Pour le HP Mini 100, il faut utiliser les couples suivant : 0x103c/0x1507, 0x103c/0x1508 ou 0x14e4/0x4315. Ils correspondent tous à une carte Broadcom à base de BCM4312.
Chez Apple
Notre manipulation avec un MacBook avait pour but d’apporter la compatibilité AirDrop à la machine, une fonction qui n’est accessible qu’avec des cartes Wi-Fi récentes alors que notre machine de test date de 2006. Il est possible d’utiliser différentes cartes, mais nous avons jeté notre dévolu sur un modèle à base de BCM4322.
Comme chez HP, il va falloir modifier la carte pour qu’elle soit reconnue comme une carte « Apple AirPort Extreme ». Les codes Vendor ID et Product ID sont les suivants.
BCM4311 : 0x106b/0x0097.
BCM4321 : 0x106b/0x008c.
BCM4322 : 0x106b/0x0093.
BCM4328 : 0x106b/0x008b.
Passons au flashage. Bien évidemment, on suppose que vous êtes capables de démonter l’ordinateur portable et d’accéder à la carte Wi-Fi, ce qui est assez trivial dans nombre de machines, la carte étant sous une trappe.
L’achat
Pour la carte, il suffit de faire une recherche eBay sur le nom de la carte (par exemple BCM4322) et d’acquérir une carte compatible physiquement avec l’ordinateur. Attention, le format a de l’importance : si les ordinateurs récents travaillent en Mini Card (PCI-Express), certains modèles n’acceptent que les cartes « half size », moins hautes. Et s’il est possible de monter une carte « half size » dans un emplacement « full size », un adaptateur est souvent nécessaire. Dans la pratique, le mieux est d’acheter une carte du même format que le modèle original.
Le matériel
Pour flasher, vous aurez besoin d’un peu de matériel.
Premièrement, un ordinateur portable où il est possible d’installer Linux, les Live CD n’étant pas nécessairement utilisables.

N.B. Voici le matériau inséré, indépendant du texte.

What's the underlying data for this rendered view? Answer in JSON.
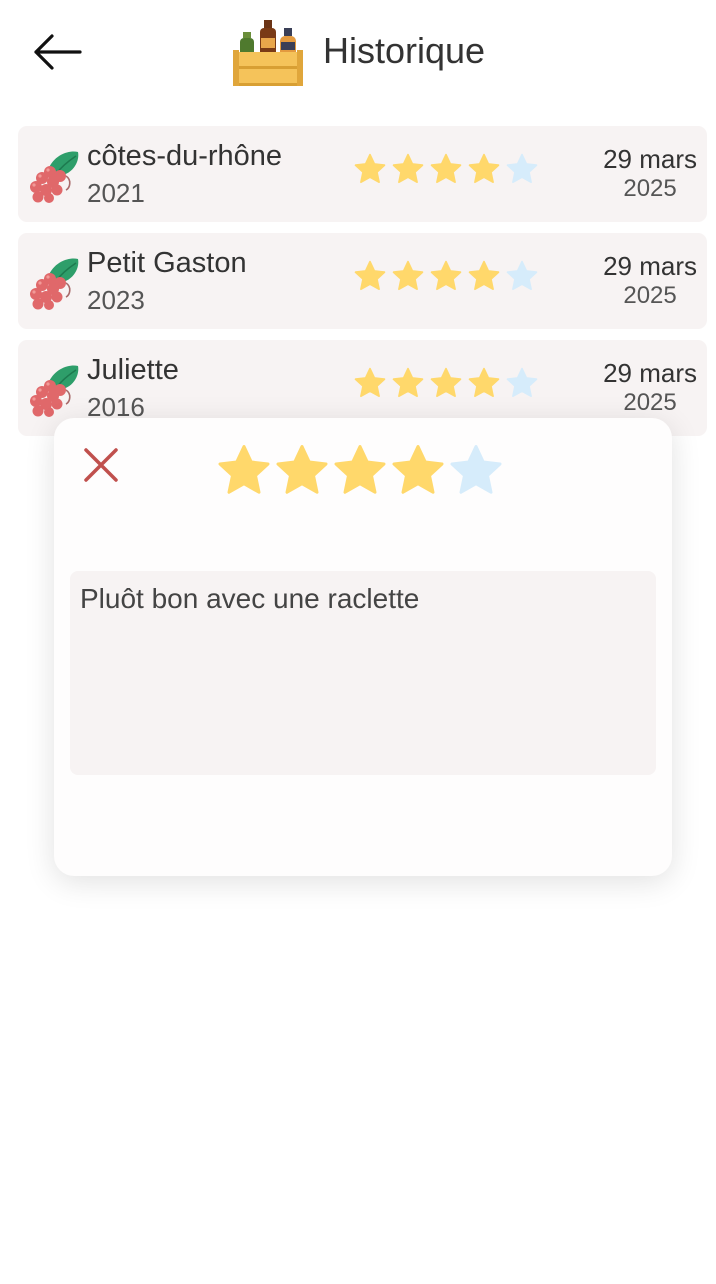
{
  "header": {
    "title": "Historique",
    "back_icon": "arrow-left-icon",
    "logo_icon": "wine-crate-icon"
  },
  "colors": {
    "star_filled": "#ffd86b",
    "star_empty": "#d6ecfb",
    "row_bg": "#f7f3f3",
    "close": "#c0504d"
  },
  "history": [
    {
      "name": "côtes-du-rhône",
      "year": "2021",
      "rating": 4,
      "max_rating": 5,
      "date_day_month": "29 mars",
      "date_year": "2025",
      "icon": "grapes-icon"
    },
    {
      "name": "Petit Gaston",
      "year": "2023",
      "rating": 4,
      "max_rating": 5,
      "date_day_month": "29 mars",
      "date_year": "2025",
      "icon": "grapes-icon"
    },
    {
      "name": "Juliette",
      "year": "2016",
      "rating": 4,
      "max_rating": 5,
      "date_day_month": "29 mars",
      "date_year": "2025",
      "icon": "grapes-icon"
    }
  ],
  "modal": {
    "close_icon": "close-icon",
    "rating": 4,
    "max_rating": 5,
    "comment": "Pluôt bon avec une raclette"
  }
}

L’ordinateur en question doit avoir une interface réseau fonctionnelle, filaire ou sans fil. Dans notre cas, la machine de test avait deux connecteurs Mini Card (et donc deux cartes Wi-Fi) et nous sommes restés en Wi-Fi sur la première carte, mais il est préférable de disposer d’une connexion Ethernet : la carte à flasher n’est évidemment pas utilisable.
Deuxièmement, il faut une distribution Linux, dans notre cas Ubuntu 11.04. S’il est théoriquement possible de travailler avec un Live CD ou une distribution sur clé USB, nous avons dû installer directement la distribution : le noyau 2.6.38 du Live CD ne supportait pas la carte BCM4322, un noyau 2.6.39 étant le minimum. Pour le test, nous avons donc utilisé le noyau 3 directement.

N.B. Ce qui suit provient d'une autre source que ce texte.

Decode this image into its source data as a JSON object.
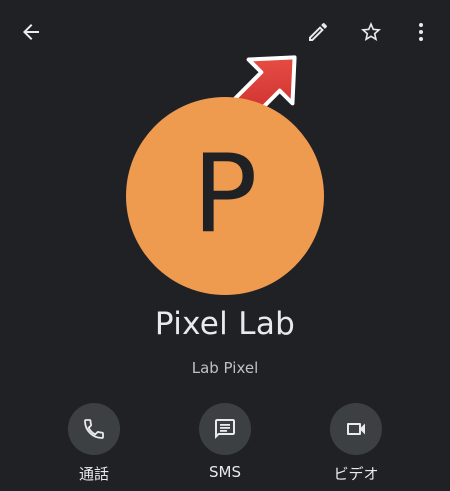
{
  "contact": {
    "avatar_letter": "P",
    "avatar_color": "#ee9a4f",
    "name": "Pixel Lab",
    "subname": "Lab Pixel"
  },
  "toolbar": {
    "back_icon": "arrow-back-icon",
    "edit_icon": "pencil-icon",
    "star_icon": "star-outline-icon",
    "more_icon": "more-vert-icon"
  },
  "annotation": {
    "icon": "red-arrow-pointer",
    "color": "#e53935"
  },
  "actions": [
    {
      "label": "通話",
      "icon": "phone-icon"
    },
    {
      "label": "SMS",
      "icon": "message-icon"
    },
    {
      "label": "ビデオ",
      "icon": "videocam-icon"
    }
  ]
}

Une fois que le matériel est prêt, la carte installée et Ubuntu fonctionnel, avec un accès à Internet qui fonctionne — dans notre cas, ça a fonctionné directement — passons en ligne de commande.
Le flash
Première chose, dans le Terminal d’Ubuntu, une commande à taper pour vérifier que la carte est reconnue matériellement. Le tutorial est une adaptation de celui de Prasys, avec quelques corrections.
lspci
Si ça fonctionne, une ligne indiquant « Network Controler : Broadcom Corporation BCM43… » doit apparaître dans le listing.

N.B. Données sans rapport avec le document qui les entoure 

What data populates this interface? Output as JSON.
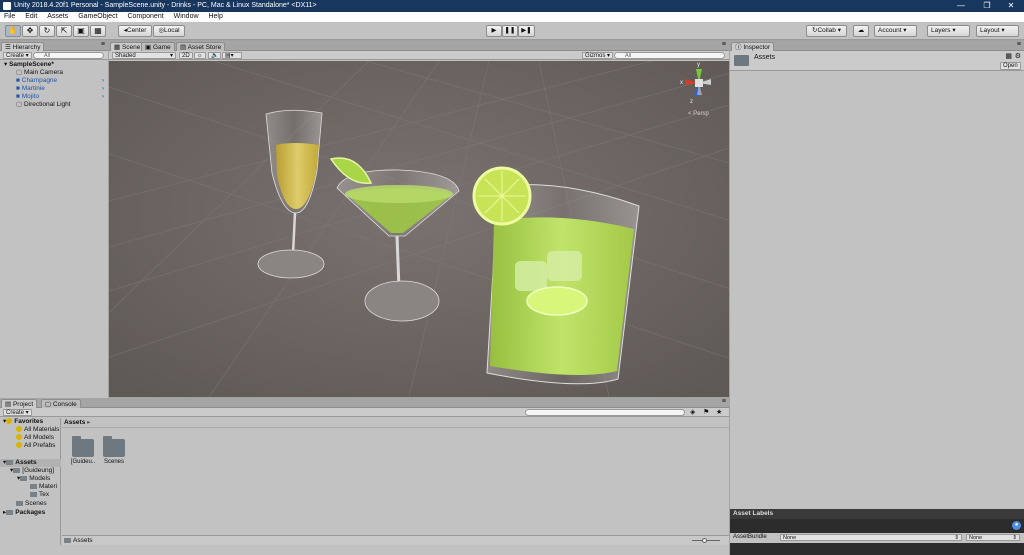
{
  "window": {
    "title": "Unity 2018.4.20f1 Personal - SampleScene.unity - Drinks - PC, Mac & Linux Standalone* <DX11>",
    "minimize": "—",
    "restore": "❐",
    "close": "✕"
  },
  "menu": [
    "File",
    "Edit",
    "Assets",
    "GameObject",
    "Component",
    "Window",
    "Help"
  ],
  "toolbar": {
    "pivot": "◂Center",
    "space": "◎Local",
    "play": "▶",
    "pause": "❚❚",
    "step": "▶❚",
    "collab": "↻Collab ▾",
    "account": "Account",
    "layers": "Layers",
    "layout": "Layout"
  },
  "hierarchy": {
    "tab": "Hierarchy",
    "create": "Create ▾",
    "search_placeholder": "All",
    "scene": "SampleScene*",
    "items": [
      {
        "label": "Main Camera"
      },
      {
        "label": "Champagne"
      },
      {
        "label": "Martinie"
      },
      {
        "label": "Mojito"
      },
      {
        "label": "Directional Light"
      }
    ]
  },
  "scene": {
    "tabs": [
      "Scene",
      "Game",
      "Asset Store"
    ],
    "shading": "Shaded",
    "mode2d": "2D",
    "gizmos": "Gizmos ▾",
    "search_placeholder": "All",
    "persp": "< Persp",
    "axes": {
      "x": "x",
      "y": "y",
      "z": "z"
    }
  },
  "inspector": {
    "tab": "Inspector",
    "title": "Assets",
    "open": "Open",
    "asset_labels": "Asset Labels",
    "asset_bundle": "AssetBundle",
    "bundle_value": "None",
    "variant_value": "None"
  },
  "project": {
    "tabs": [
      "Project",
      "Console"
    ],
    "create": "Create ▾",
    "favorites": "Favorites",
    "fav_items": [
      "All Materials",
      "All Models",
      "All Prefabs"
    ],
    "assets": "Assets",
    "tree": [
      "[Guideung]",
      "Models",
      "Materi",
      "Tex",
      "Scenes"
    ],
    "packages": "Packages",
    "breadcrumb": "Assets",
    "breadcrumb_arrow": "▸",
    "folders": [
      "[Guideu..",
      "Scenes"
    ],
    "footer_path": "Assets"
  },
  "colors": {
    "titlebar": "#17375f",
    "scene_bg": "#6e6763",
    "selection_blue": "#1f56a8",
    "gizmo_x": "#d63c28",
    "gizmo_y": "#78c83a",
    "gizmo_z": "#2f5fd6"
  }
}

Il faut ensuite installer quelques outils qui vont permettre d’installer les logiciels adaptés au flashage.
sudo apt-get install build-essential
sudo apt-get install curl
sudo apt-get install git-core
Une fois que c’est fait, on va installer les pilotes « b43 », des pilotes libres pour les cartes Broadcom.
La première ligne est obligatoire, la seconde n’est nécessaire qu’avec Ubuntu 11.04, la dernière est obligatoire.
sudo apt-get install b43-fwcutter
sudo apt-get install firmware-b43-installer (obligatoire avec Unbuntu 11.04)
sudo modprobe b43
Ensuite, on va installer un programme permettant de modifier le firmware des cartes Broadcom et qui nécessite les pilotes b43 installés précédemment.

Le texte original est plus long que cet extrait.